The fundamental mechanism at the very basis of Network Care is that the person becomes more aware of his or her breathing. The gentle touch utilized in Network Care instantly results in a deeper, more natural, and spinally integrated respiration. Research demonstrates a person's awareness of breath is statistically linked to enhanced well-being and healthier choices. And so is awareness of their body movement.

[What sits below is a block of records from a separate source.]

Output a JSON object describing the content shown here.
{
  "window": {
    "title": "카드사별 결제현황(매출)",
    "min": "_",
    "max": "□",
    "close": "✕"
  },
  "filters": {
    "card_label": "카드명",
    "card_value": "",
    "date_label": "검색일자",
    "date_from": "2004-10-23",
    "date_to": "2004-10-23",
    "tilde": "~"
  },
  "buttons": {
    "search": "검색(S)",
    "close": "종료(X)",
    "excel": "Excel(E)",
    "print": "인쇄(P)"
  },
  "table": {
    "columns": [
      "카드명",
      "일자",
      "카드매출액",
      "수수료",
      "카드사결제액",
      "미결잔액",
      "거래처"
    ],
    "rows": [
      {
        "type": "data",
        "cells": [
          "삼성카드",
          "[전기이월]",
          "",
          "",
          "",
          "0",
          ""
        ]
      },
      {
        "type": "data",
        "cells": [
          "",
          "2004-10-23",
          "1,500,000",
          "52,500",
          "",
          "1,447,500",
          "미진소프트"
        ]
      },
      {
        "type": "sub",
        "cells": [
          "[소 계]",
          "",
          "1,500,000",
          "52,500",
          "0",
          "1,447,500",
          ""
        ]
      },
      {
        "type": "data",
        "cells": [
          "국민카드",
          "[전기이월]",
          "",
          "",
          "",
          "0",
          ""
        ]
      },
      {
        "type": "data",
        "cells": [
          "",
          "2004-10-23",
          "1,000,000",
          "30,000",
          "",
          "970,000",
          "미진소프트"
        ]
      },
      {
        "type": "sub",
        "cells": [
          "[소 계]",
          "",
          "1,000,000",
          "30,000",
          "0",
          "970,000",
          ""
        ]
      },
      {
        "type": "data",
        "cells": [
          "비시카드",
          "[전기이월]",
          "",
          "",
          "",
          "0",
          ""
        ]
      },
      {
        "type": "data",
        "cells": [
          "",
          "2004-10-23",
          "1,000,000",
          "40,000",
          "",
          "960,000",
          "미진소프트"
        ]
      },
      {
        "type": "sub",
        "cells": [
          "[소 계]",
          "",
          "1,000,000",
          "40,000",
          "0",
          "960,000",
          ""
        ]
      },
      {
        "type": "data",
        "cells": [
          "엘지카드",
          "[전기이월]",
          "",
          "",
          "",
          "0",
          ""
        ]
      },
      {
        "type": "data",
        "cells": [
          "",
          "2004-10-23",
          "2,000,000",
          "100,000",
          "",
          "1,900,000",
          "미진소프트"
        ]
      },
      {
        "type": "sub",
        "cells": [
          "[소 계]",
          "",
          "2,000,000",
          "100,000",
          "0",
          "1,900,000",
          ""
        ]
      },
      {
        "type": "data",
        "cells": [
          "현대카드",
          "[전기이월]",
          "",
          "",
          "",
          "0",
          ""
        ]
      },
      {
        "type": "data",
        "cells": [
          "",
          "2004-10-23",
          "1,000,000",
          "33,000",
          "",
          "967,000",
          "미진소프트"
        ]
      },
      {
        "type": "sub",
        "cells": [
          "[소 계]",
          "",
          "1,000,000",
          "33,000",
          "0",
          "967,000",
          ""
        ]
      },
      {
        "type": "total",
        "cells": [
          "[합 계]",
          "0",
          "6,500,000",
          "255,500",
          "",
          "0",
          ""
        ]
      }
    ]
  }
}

Q: Can you say more about movement?
A: Within Network Care, the gentle touch to the spine is at the Spinal Gateway regions, which are basically access points into the system, so to speak. When a Spinal Gateway is contacted between the area of the neck and the back with a gentle touch, the brain is cued to connect to it. The mind and its transcendent awareness then allow for a new organizational strategy that basically puts parts of the body into motion that were not formally in motion. It produces natural and self-regulatory motions. It produces oscillation in the body, rhythmic movement that connects the individual to himself. The specific motion we see is the exterior sensory motor strategy of rocking a vertebra in what is called a somatopsychic wave. It is a byproduct of Network Care. It develops and is nurtured through this care. This dolphin-like wave and the rocking of the vertebra, tends to produce what appears to be a meditative state in the body and the ability to focus on the internal state even when the external stressors are getting rather intense. So a person can focus on the internal cues, and the adaptive response, rather than the cultural and habitual defensive reaction to the world. This is very, very important. And in Network Care, eventually, we work with people where the person can start using the tension as fuel to reorganize the system to new levels of organization.
Q: And SRI?
A: The idea here is that awareness of the body, its breath and its movement, and the allowing of the natural rhythms that develop produce an instantaneous merging of a respiratory rhythm and the body's somatic rhythm. Somato (body) Respiratory (breathing) Integration is designed to offer you new options in your experience of your body and your personal healing. It educates you to your body's rhythms and inner wisdom through focused attention, gentle breath, motion, and touch.